Thursday, January 26, 2006

ATLANTA — Life without Chris McCray — at least for one night, anyway — suited the Maryland basketball team just fine.

Playing for the first time since McCray was declared academically ineligible for the rest of the season, the No. 18 Terrapins upended Georgia Tech 86-74 at Alexander Memorial Coliseum behind senior Nik Caner-Medley’s 33 points.

It was also coach Gary Williams’ 348th victory at Maryland, tying him with Lefty Driesell atop the school’s career victories list.

But this victory was far more about moving past the loss of McCray than setting records.

“You can imagine it’s been a pretty tough week in College Park,” Williams said. “I just have to give a lot of credit to where it deserves to be, and that’s with the players. Talk about distractions. There was a lot of distractions.”

The Terps learned of McCray’s ineligibility Monday, and the loss of a player averaging a team-high 15.2 points figured to have some effect on a team that already has endured a two-game losing streak and the arrest of forward Travis Garrison on two misdemeanor charges this month.
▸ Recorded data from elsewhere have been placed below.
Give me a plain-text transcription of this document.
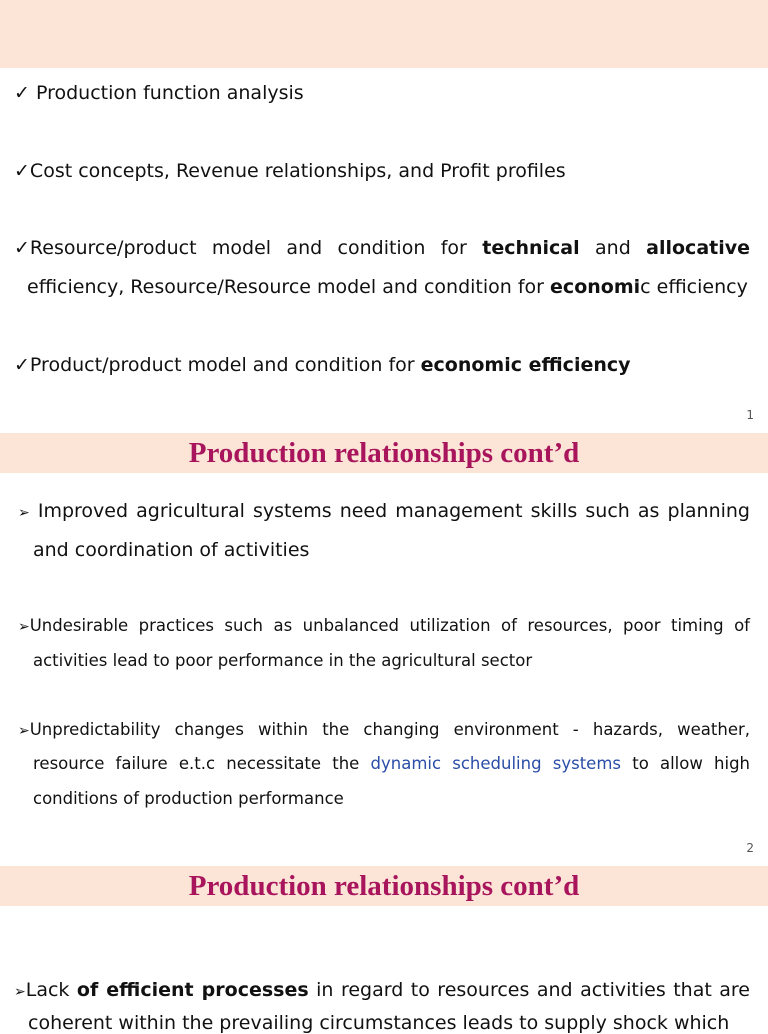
✓ Production function analysis
✓Cost concepts, Revenue relationships, and Profit profiles
✓Resource/product model and condition for technical and allocative
efficiency, Resource/Resource model and condition for economic efficiency
✓Product/product model and condition for economic efficiency
1
Production relationships cont’d
➢ Improved agricultural systems need management skills such as planning
and coordination of activities
➢Undesirable practices such as unbalanced utilization of resources, poor timing of
activities lead to poor performance in the agricultural sector
➢Unpredictability changes within the changing environment - hazards, weather,
resource failure e.t.c necessitate the dynamic scheduling systems to allow high
conditions of production performance
2
Production relationships cont’d
➢Lack of efficient processes in regard to resources and activities that are
coherent within the prevailing circumstances leads to supply shock which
At the very least, Maryland knew it would have a tougher chore earning an NCAA tournament bid without its senior co-captain. Instead, the Terps (14-4, 4-2 ACC) picked up their first road victory of the season with a complete performance against the reeling Yellow Jackets (9-8, 2-4), who have lost four straight games by double digits for the first time since 1998.

“Now that we’ve lost Chris, I think a lot of people are going to doubt us and [say] we’re not going to be a tournament team and we’re not going to be a good team,” junior point guard D.J. Strawberry said. “We believe in ourselves, and we believe in our team.”

Caner-Medley is responsible for a great deal of Maryland’s collective confidence. The senior, who enjoyed the second-largest output of his career (he scored 35 against Saturday’s opponent, Temple, last season), led the Terps in scoring for the sixth time in nine games, and his play early in the second half ensured Maryland would not be in serious danger of losing near the end.

The Terps held a 43-35 lead at the break, and it was Caner-Medley’s layup and 3-pointer on consecutive possessions that bumped the lead to 11 for the first time. The lead hovered around 10 for another five minutes before Caner-Medley produced another inside shot followed by a 3-pointer and a layup to make it 63-45.

From there, Maryland merely converted free throws — it made 41, tying a school record set in 1994 against Morgan State — to close the complete performance and avoid the inevitable questions of its ability to win games without McCray that a loss would have ensured.

“I knew sooner or later it would happen, but it’s nice to get it that first game to prove to ourselves we could do it,” Williams said.

Junior Mike Jones slid into the starting lineup in place of McCray and supplied an early spark, though he eventually encountered foul trouble and finished with 12 points.

Georgia Tech endured its share of foul trouble, with forward Jeremis Smith (eight points) struggling to be much of a factor inside. Yellow Jackets coach Paul Hewitt looked perplexed much of the night, finally earning a technical foul in the second half.

Williams had his moments of frustration as well, and he jawed with a fan in the Georgia Tech student section after he heard a jeer he believed was inappropriate while Strawberry was at the foul line. He wasn’t too concerned, though, with a marathon game that featured 57 fouls and 41 turnovers, if only because the Terps snapped a 1-4 skid at Alexander.

“It seemed smooth to me,” Williams said. “We’re a choppy team. If you call choppy getting an 18-point lead in Atlanta, I’ll take choppy every time we play. I don’t think we’ve ever had an 18-point lead down here in the time we’ve been here.”

That the Terps won so easily in a traditionally tough venue without their leading scorer suggests their season might not fade as some might have believed. Maryland has its first three-game regular season ACC winning streak since 2003, as well as a belief it can move on without McCray.

“It’s a huge loss for us, but we’re just as good a team without him as we were with him,” Strawberry said.

Added Caner-Medley: “At this point in the season, we can’t make excuses. We have to understand that we don’t have Chris anymore, and we have to do the things necessary to win.”